Otras miradas

Este no es mi barrio

Israel Merino

Foto de El Olivar.- Israel Merino
Foto de El Olivar.- Israel Merino

Hoy también voy a escribir sobre un barrio que nunca será el mío.  

Andaba este viernes de borrachera en un karaoke en pleno Barrio de Salamanca –mejor ni preguntéis por qué – cuando Calvo y Aída, mis amigos, se cansaron y propusieron seguir de marcha por Carabanchel.  

Ellos son de allí, se conocen el barrio como las arrugas de una agüela, y conseguimos en nada y menos entrar en una discoteca – de las buenas, de las de menos de seis euros la copa – cerca de la parada de metro de Oporto.  

Fumando en la puerta, Calvo empezó a hablar de Carabanchel y de la antigua cárcel y de los pisos a bajo precio que conocía justo en el mismo edificio de la discoteca; todo iba bien hasta que yo también empecé a enumerar las virtudes del que consideraba mi barrio, Puerta del Ángel, describiendo con todo mi amor los chiquitos del Mauricio y la complicidad de El Olivar y las maldades en La Esquina de Eusebio cuando cae la noche sobre la calle Caramuel.  


–Pero ese no es tu barrio, ¿no? –dijo de repente–. O sea, tú no te criaste ahí.  

Calvo no se dio cuenta en ese momento, pero su comentario me machacó porque era verdad. Calvo no se dio cuenta en ese momento, pero desencadenó un desarraigo que, aun silenciado con muchos rollos de precinto, llevaba bastante tiempo jugando al frontón contra mi cabeza.  

Los que somos de fuera, ese lugar que es cualquier otro menos en el que se está justo ahora, tenemos todo el rato esa sensación de no pertenecer a ningún lugar; de ser apátridas voluntarios, estorbos e incluso chivatos.  

Al volver a casa ya por la mañana, atravesé la Pradera de San Isidro y el parque de la Ermita y me planté a observar las rejas de los bajos desde los altos de la calle Sepúlveda, justo en la frontera de Puerta del Ángel.
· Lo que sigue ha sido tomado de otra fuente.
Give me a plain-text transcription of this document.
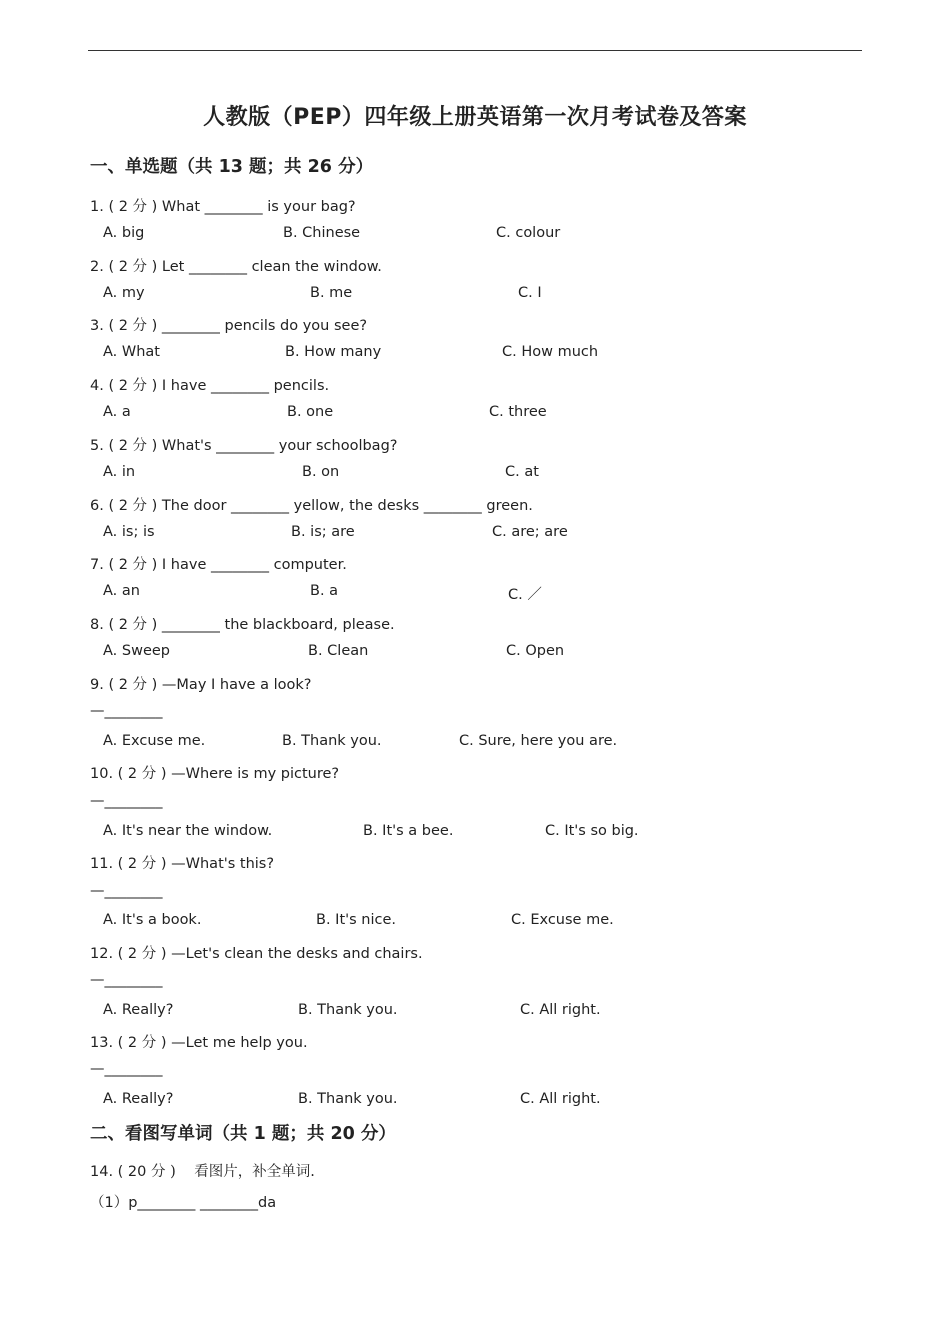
人教版（PEP）四年级上册英语第一次月考试卷及答案
一、单选题（共 13 题；共 26 分）
1. ( 2 分 ) What ________ is your bag?
A. big	B. Chinese	C. colour
2. ( 2 分 ) Let ________ clean the window.
A. my	B. me	C. I
3. ( 2 分 ) ________ pencils do you see?
A. What	B. How many	C. How much
4. ( 2 分 ) I have ________ pencils.
A. a	B. one	C. three
5. ( 2 分 ) What's ________ your schoolbag?
A. in	B. on	C. at
6. ( 2 分 ) The door ________ yellow, the desks ________ green.
A. is; is	B. is; are	C. are; are
7. ( 2 分 ) I have ________ computer.
A. an	B. a	C. ／
8. ( 2 分 ) ________ the blackboard, please.
A. Sweep	B. Clean	C. Open
9. ( 2 分 ) —May I have a look?
—________
A. Excuse me.	B. Thank you.	C. Sure, here you are.
10. ( 2 分 ) —Where is my picture?
—________
A. It's near the window.	B. It's a bee.	C. It's so big.
11. ( 2 分 ) —What's this?
—________
A. It's a book.	B. It's nice.	C. Excuse me.
12. ( 2 分 ) —Let's clean the desks and chairs.
—________
A. Really?	B. Thank you.	C. All right.
13. ( 2 分 ) —Let me help you.
—________
A. Really?	B. Thank you.	C. All right.
二、看图写单词（共 1 题；共 20 分）
14. ( 20 分 )    看图片，补全单词.
（1）p________ ________da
También, borracho todavía, le hice una fotito al parque de El Olivar para tener un recuerdo del que nunca sería mi barrio –qué intenso me pongo por las mañanas–. 
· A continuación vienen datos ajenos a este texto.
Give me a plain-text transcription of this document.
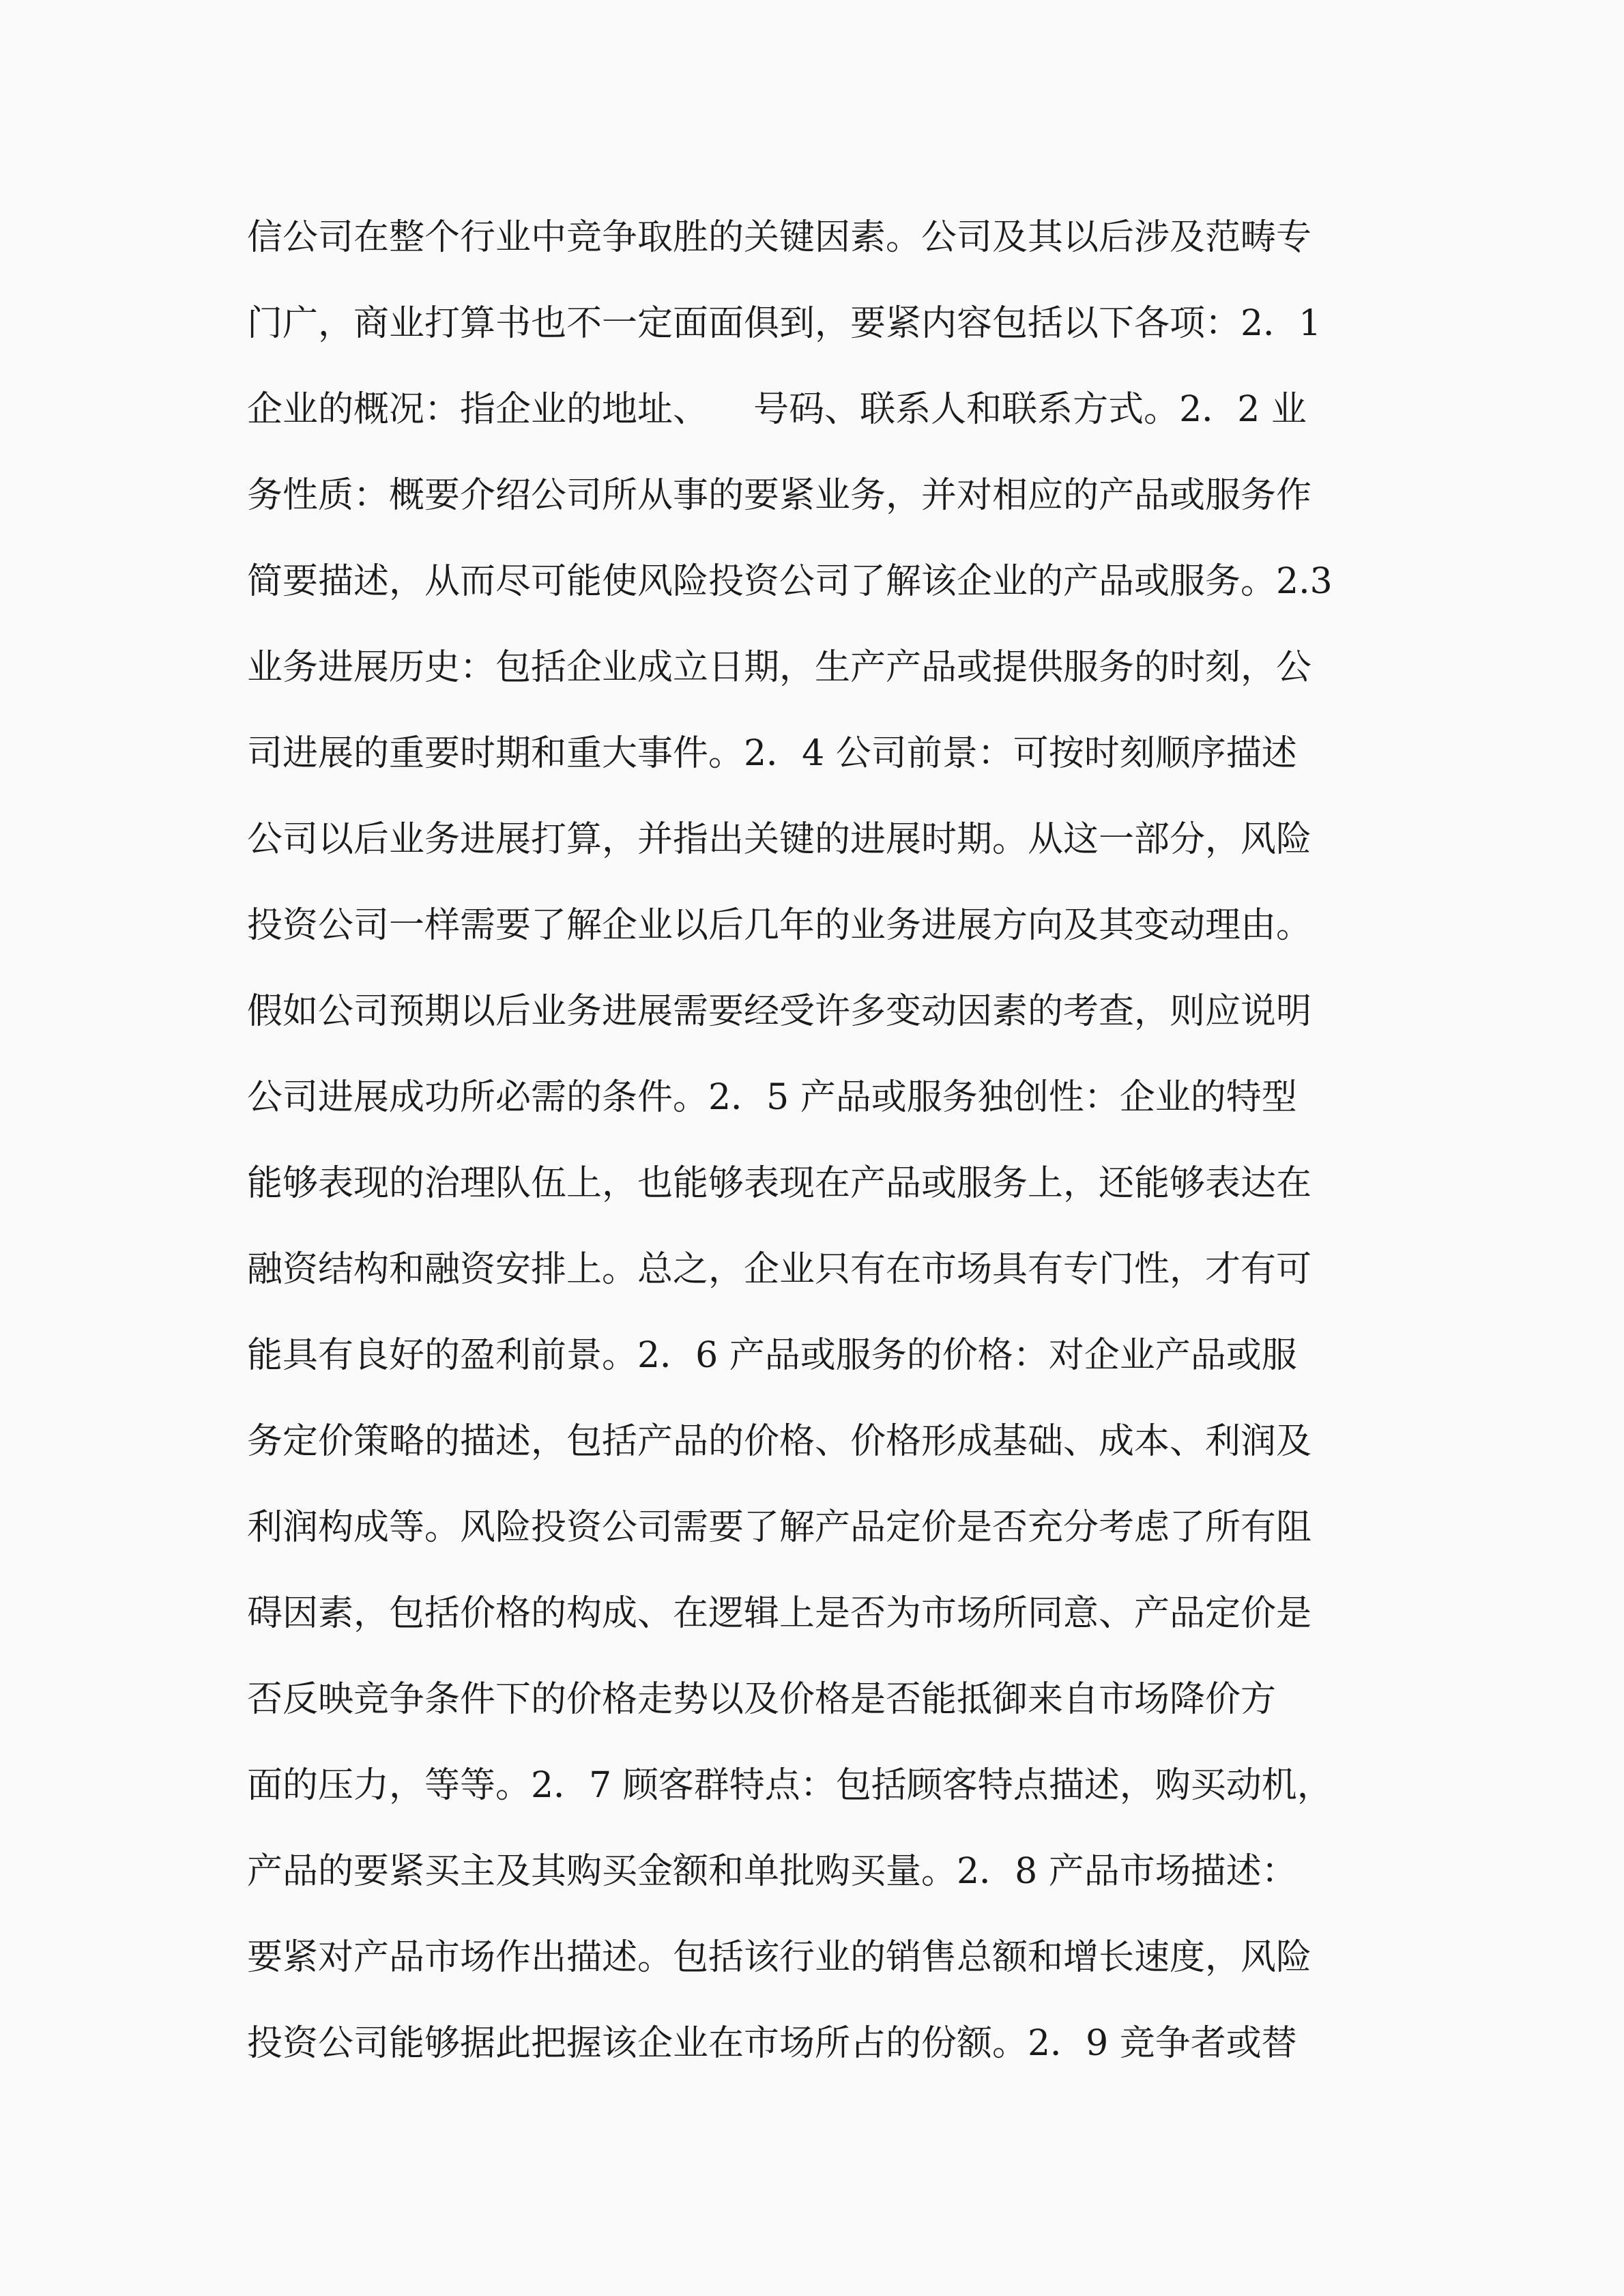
信公司在整个行业中竞争取胜的关键因素。公司及其以后涉及范畴专
门广，商业打算书也不一定面面俱到，要紧内容包括以下各项：2．1
企业的概况：指企业的地址、    号码、联系人和联系方式。2．2 业
务性质：概要介绍公司所从事的要紧业务，并对相应的产品或服务作
简要描述，从而尽可能使风险投资公司了解该企业的产品或服务。2.3
业务进展历史：包括企业成立日期，生产产品或提供服务的时刻，公
司进展的重要时期和重大事件。2．4 公司前景：可按时刻顺序描述
公司以后业务进展打算，并指出关键的进展时期。从这一部分，风险
投资公司一样需要了解企业以后几年的业务进展方向及其变动理由。
假如公司预期以后业务进展需要经受许多变动因素的考查，则应说明
公司进展成功所必需的条件。2．5 产品或服务独创性：企业的特型
能够表现的治理队伍上，也能够表现在产品或服务上，还能够表达在
融资结构和融资安排上。总之，企业只有在市场具有专门性，才有可
能具有良好的盈利前景。2．6 产品或服务的价格：对企业产品或服
务定价策略的描述，包括产品的价格、价格形成基础、成本、利润及
利润构成等。风险投资公司需要了解产品定价是否充分考虑了所有阻
碍因素，包括价格的构成、在逻辑上是否为市场所同意、产品定价是
否反映竞争条件下的价格走势以及价格是否能抵御来自市场降价方
面的压力，等等。2．7 顾客群特点：包括顾客特点描述，购买动机，
产品的要紧买主及其购买金额和单批购买量。2．8 产品市场描述：
要紧对产品市场作出描述。包括该行业的销售总额和增长速度，风险
投资公司能够据此把握该企业在市场所占的份额。2．9 竞争者或替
Da igual que viva en él desde que hui de mis orígenes y senté la cabeza; da igual que por aquí me conozcan ya más por mi mote, Cachorro, que por mi nombre, Israel; que tenga amigos, amantes y camellos en cada esquina; que conozca secretos de sus gentes que no se pueden contar en un periódico o que vaya a tomarme chiquitos yo solo al Mauricio y me junte con cualquiera. Simplemente, no es mi barrio.   

La precariedad laboral, que yo prefiero llamar pobreza porque lo precario implica temporalidad, nos obliga a movernos de un lado para otro en busca de un alquiler más decente, de un trabajo mejor pagado o de un piso compartido; nos obliga a no tener ningún lugar, a tener que estar en todos lados como un Espíritu Santo triste, a hacer amigos de los que algún día nos alejaremos.   

No somos del sitio en el que estamos ni tampoco de ningún otro, pues al sitio de donde venimos tampoco podemos volver; somos gente triste, gente que intenta engañarse todo el rato con su lugar de procedencia; gente que realmente ama el sitio donde vive, pero sabe que nunca será el sitio de donde es.  

Hablo muchas veces con los chicos de El Olivar y ellos me cuentan cosas porque sé que confían en mí, pero sé que nunca seré del todo uno de ellos; criticamos juntos a los nuevos pijos que vienen con el dinero de sus papis a vivir y gentrificar la parte baja, la que está entre La Ermita y el río, sin embargo, sé que también me ven un poco como a ellos por mucho que viva en la zona del Alto y mi padre gane incluso menos que yo.  

Y esto no cambiará nunca, supongo, porque os puedo asegurar que de este barrio, sea o no el mío, no me mueve ni Dios.